Today’s Stealth Tax Story

One of the many drags about owning a home in the suburbs rears its ugly head around this time a year. Raking leaves is awful drudgery, everyone knows, and here in the middle of November, I’ve already put it off for several weeks longer than I should have. But as I was raking I realized that I was living a stealth tax imposed on me by my local government.

You know how it goes, I’m sure. Fall arrives and those millions, no billions, of those darn leaves fall from their proper places on your trees’ outstretched branches and in their magnanimity lay there for you to rake up and dispose of.

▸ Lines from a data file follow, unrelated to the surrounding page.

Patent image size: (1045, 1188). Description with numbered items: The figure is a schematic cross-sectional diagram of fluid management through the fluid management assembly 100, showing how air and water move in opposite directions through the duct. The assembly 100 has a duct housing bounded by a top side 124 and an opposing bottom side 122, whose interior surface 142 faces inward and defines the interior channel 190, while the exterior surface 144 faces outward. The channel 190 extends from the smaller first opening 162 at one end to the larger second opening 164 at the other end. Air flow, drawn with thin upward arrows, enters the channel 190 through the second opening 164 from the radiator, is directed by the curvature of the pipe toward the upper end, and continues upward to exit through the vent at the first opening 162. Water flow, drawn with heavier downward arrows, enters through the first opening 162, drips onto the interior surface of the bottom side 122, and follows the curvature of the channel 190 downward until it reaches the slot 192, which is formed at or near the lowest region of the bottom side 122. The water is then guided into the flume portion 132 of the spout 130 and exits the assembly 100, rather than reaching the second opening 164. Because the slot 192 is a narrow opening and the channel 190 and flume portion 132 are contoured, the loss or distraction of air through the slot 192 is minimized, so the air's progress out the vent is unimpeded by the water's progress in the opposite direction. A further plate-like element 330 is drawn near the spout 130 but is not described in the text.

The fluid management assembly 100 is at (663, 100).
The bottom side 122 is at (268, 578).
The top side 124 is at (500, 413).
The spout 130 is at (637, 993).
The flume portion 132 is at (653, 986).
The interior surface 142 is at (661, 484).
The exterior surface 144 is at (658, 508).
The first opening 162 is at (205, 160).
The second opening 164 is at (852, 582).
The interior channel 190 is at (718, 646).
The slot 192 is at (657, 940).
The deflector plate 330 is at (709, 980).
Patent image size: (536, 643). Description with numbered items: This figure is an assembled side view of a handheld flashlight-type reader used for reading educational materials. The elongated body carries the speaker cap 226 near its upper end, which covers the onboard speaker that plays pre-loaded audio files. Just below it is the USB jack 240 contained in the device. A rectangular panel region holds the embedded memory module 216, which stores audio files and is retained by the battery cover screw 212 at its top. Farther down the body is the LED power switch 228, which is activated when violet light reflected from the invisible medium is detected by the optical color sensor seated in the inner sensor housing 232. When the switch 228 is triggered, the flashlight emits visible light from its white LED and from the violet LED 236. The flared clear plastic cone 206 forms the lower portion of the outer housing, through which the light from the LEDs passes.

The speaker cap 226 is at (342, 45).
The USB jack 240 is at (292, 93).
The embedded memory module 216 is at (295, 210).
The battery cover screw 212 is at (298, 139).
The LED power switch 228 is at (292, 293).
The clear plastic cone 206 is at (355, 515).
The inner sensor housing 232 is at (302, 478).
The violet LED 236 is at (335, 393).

In many towns across America these nuisance leaves are raked into piles and a match is put to them. Homeowners simply burn them to get rid of them. But in many towns, there is a law against disposing of your yard waste by burning. My town is one of the latter.

So, what are you required to do if you can’t burn them? You must spend hours raking your leaves into piles and then you must stuff them into large paper bags that can be bought at local stores.

And there is the hidden tax. It is an “unfunded mandate,” if you will. You see, my city has forced me to waste my money buying these big paper bags and, worse, waste my time stuffing leaves into them.

My city has just taken money out of my pockets by forcing me to buy yard waste bags. My city has also forced me to waste my valuable time to bag them, time that would have been cut in half were I allowed to simply burn them.

Now, I do have the option to just leave those leaves on the ground and not pick them up at all, thereby saving my money and time. But, guess what? The city won’t let me do that, either. If I do so the city drives by and leaves a kind note that they will fine me if I don’t clean up my yard.

If I continue to ignore them? They come over and clean my yard for me and, naturally, charge me for the pleasure.

In other words, I really don’t have the option not to spend the money on the bags and the time in filling them.

Since the city doesn’t buy the bags for me, this “law” is a tax that the city doesn’t admit that it is charging me.

Of course, many left-wingers will point to my expenditure and say it is a positive for the community. After all, I have to buy the bags, right? And that purchase helps out the local stores. But this is a classic fallacy. It is called the “broken windows fallacy.”

But the truth is I could have spent that money and time on better things if the government hadn’t forced me to do its bidding.

There are thousands of taxes like this, too. Your city may call them “fees,” but that is just another way to spell tax.

Remember, our founders fought a war against a 2 cent tax.